Pandora helps political campaigns conduct market research
NOVEMBER 23, 2011 – A popular online, personalized radio service recently announced that it would be capable of facilitating market research for political campaigns, allowing organizers to better target voters based on the state, county or congressional district in which they live.
Pandora said the service would give campaign strategists a competitive edge when it comes to communicating with voters.
“With the 2012 political campaign season in full swing, advertisers realize that personalized, internet radio is a powerful platform to reach a desired set of voters,” the company’s chief revenue officer, John Trimble, said in a statement. “Pandora’s new targeting features maximize effectiveness of ad spend that has historically been wasted reaching voters outside of election districts.”
Trimble added that targeting and personalizing campaigns would be helpful to election and commercial initiatives at the local and national levels. The service will allow political groups to create display, audio and video ads that can be viewed on computers, mobile phones, electronic devices and tablets. Political targeting is the newest feature in the radio website’s suite of tools that measure audience age, zip code, gender, music genre, interaction, time of day, first impression and whether the music is streaming on a mobile device.
As Brian Edwards writes on his company’s blog, conducting market research can be a good political practice after the elections are over, too.
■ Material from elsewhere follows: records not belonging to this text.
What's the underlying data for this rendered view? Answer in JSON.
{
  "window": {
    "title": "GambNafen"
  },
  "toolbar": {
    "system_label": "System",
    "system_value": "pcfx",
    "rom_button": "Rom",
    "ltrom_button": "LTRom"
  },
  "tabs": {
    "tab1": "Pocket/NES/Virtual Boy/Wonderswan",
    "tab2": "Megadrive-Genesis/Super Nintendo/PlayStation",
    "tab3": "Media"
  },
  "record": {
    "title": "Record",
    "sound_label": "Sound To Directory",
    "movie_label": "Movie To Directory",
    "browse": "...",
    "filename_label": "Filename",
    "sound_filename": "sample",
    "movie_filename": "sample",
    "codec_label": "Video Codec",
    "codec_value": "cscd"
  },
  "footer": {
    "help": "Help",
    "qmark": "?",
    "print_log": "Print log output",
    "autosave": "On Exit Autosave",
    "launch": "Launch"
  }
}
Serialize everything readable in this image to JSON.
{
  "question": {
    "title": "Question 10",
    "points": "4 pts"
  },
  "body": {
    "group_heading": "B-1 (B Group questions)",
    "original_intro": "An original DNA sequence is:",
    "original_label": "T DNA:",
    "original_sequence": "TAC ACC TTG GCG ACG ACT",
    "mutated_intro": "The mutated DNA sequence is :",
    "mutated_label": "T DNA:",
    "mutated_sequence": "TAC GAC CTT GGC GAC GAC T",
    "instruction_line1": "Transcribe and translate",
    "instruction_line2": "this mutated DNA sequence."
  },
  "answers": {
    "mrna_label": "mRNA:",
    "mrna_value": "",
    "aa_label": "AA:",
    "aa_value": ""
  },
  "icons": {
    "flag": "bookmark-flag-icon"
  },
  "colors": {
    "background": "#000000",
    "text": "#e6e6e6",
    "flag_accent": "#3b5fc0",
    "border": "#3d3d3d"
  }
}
He points to the New Zealand Labour party’s Capital Gains Tax and plans to raise the retirement age as examples of policies that are unpopular, and which will require a lot work to win voters’ support.
Instead, the politicians should research what their constituents want, Edwards argues, and then try to implement those projects and programs – what he calls “followship.”
“The ‘followship’ approach to policy making has been greatly assisted by the use of focus groups to find out just what it is that people want or don’t want,” he says. “It’s a fairly broad brush type of information-gathering but reliable enough in identifying what’s popular and what isn’t.”
Edwards is quick to acknowledge that popular opinion may not always align with what’s best for the country, and sometimes it can conflict with societal values and what’s “right.” However, focus groups and online panels are conducted solely for being able to give consumers what they want, he points out, and in politics, the polls and surveys should be used more for guidance and then put in context. They should not be allowed to dictate policy making, he says.
He concludes that it’s mostly likely a blessing that the best politicians and idealists in world history did not fall victim to “the tyranny of focus group research.”